Prosperity Watch Issue 52, No. 2: Senate measure runs counter to North Carolinians’ values

North Carolinians value a quality education for every child, a vibrant main street, safe communities and a healthy environment for their families. Many of North Carolina’s investments over the years reflect these core values. But a policy proposal approved in committee by the North Carolina Senate last week would make it increasingly difficult for the state to live out its residents’ values by putting decisions about spending and taxes on autopilot. The proposal includes three measures that would limit the ability of policymakers to follow the people’s will while accelerating massive cuts to key services that support a thriving economy that works for everyone.

Senate Bill 607 would undermine the foundations of the North Carolina economy and make our current challenges much worse by enshrining a suite of extreme changes into the state constitution. These bad policy ideas include:

  • A rigid, arbitrary, and fundamentally flawed formula for spending on key services like education and health. It would require a 2/3rd majority vote of legislators to override this formula.
  • A cap to the income tax at 5 percent, which would significantly reduce the resources available to run our schools and invest in other priorities while also making investments in roads and other infrastructure more expensive.
  • Restricting access the state’s rainy day fund - the Emergency Savings Reserve Fund - by requiring a 2/3rd majority vote of legislators. This would make it much harder for lawmakers to use this fund during recessions as it was intended to protect funding for schools and other critical services.

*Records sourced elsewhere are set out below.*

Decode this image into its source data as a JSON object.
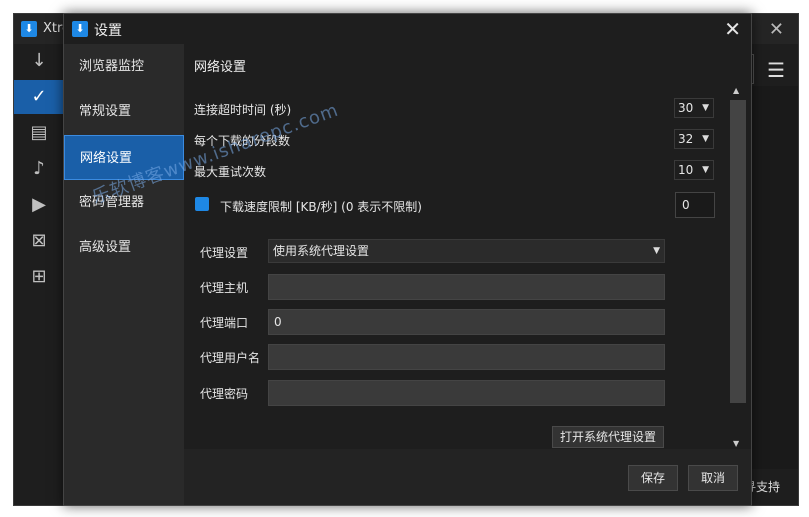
{
  "bg_window": {
    "title": "Xtre",
    "support_text": "寻支持",
    "colors": {
      "selected": "#1a5fa8"
    }
  },
  "dialog": {
    "title": "设置",
    "nav": [
      {
        "label": "浏览器监控"
      },
      {
        "label": "常规设置"
      },
      {
        "label": "网络设置",
        "active": true
      },
      {
        "label": "密码管理器"
      },
      {
        "label": "高级设置"
      }
    ],
    "section_title": "网络设置",
    "connection_timeout": {
      "label": "连接超时时间 (秒)",
      "value": "30"
    },
    "segments": {
      "label": "每个下载的分段数",
      "value": "32"
    },
    "max_retries": {
      "label": "最大重试次数",
      "value": "10"
    },
    "speed_limit": {
      "label": "下载速度限制 [KB/秒] (0 表示不限制)",
      "value": "0",
      "checked": true
    },
    "proxy": {
      "mode_label": "代理设置",
      "mode_value": "使用系统代理设置",
      "host_label": "代理主机",
      "host_value": "",
      "port_label": "代理端口",
      "port_value": "0",
      "user_label": "代理用户名",
      "user_value": "",
      "password_label": "代理密码",
      "password_value": "",
      "open_system_button": "打开系统代理设置"
    },
    "save_button": "保存",
    "cancel_button": "取消"
  },
  "watermark": "乐软博客www.isharepc.com",
  "accent_color": "#1e88e5"
}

These amendments to the constitution would harm the economy every day, making it harder and harder to pay for schools, higher education, and other investments that underpin our economy. By failing to make the investments needed to position the state to compete and innovate, the flawed spending formula and income tax cap will restrict our ability to grow new industries, capitalize on efficiencies in technology or the delivery of services and build the human capital necessary to grow.  And limiting access to the rainy day fund in times of emergency leaves North Carolina without a fallback when the next recession hits.

If the spending formula had been in place beginning in 1992, when the only state, Colorado, to have such limits implemented it, North Carolina would have experienced massive and permanent annual losses of revenue and many of our most valued investments of the past two decades would have been impossible to make. For example:  

  • A top notch early childhood education program that reaches North Carolina’s kids in all 100 counties and the establishment of pre-Kindergarten programming.
  • A water and sewer line system that serves rural communities and thousands of homes.
  • A workforce training system and targeted economic development that supported rural communities and small towns as they addressed the decline in manufacturing

In fact, 15 percent of the public investments made since 1992 would not have been possible under the restrictive and flawed formula that allows only for population plus inflation growth, failing to take into account changing demographics such as a growing senior population or costs that increase faster than inflation like health care.  In good times and bad times, North Carolina’s investments would have been arbitrarily constrained well below what would have been possible. This type of damage is why Colorado chose to suspend their spending formula.

The impact over the past twenty years would have been even worse in combination with the proposed constitutional cap on the income tax rate at 5 percent. Fewer dollars would have been available to pay for high quality schools, roads and bridges and community economic development to ensure the economy works for everyone in our state.

Looking forward, the cap on income taxes at 5 percent, below the current low and flat personal income tax rate of 5.75 percent, would result in at least $1.5 billion less annually for the state to invest in education, health care and economic development. And given current revenue projections, the flawed spending limit along with the income tax cap would result in an estimated $2 billion in resources lost to pay for those same services. In the end, state and local policymakers would have to make more harmful cuts or increase the sales tax or property tax, which make our tax system less fair, or both.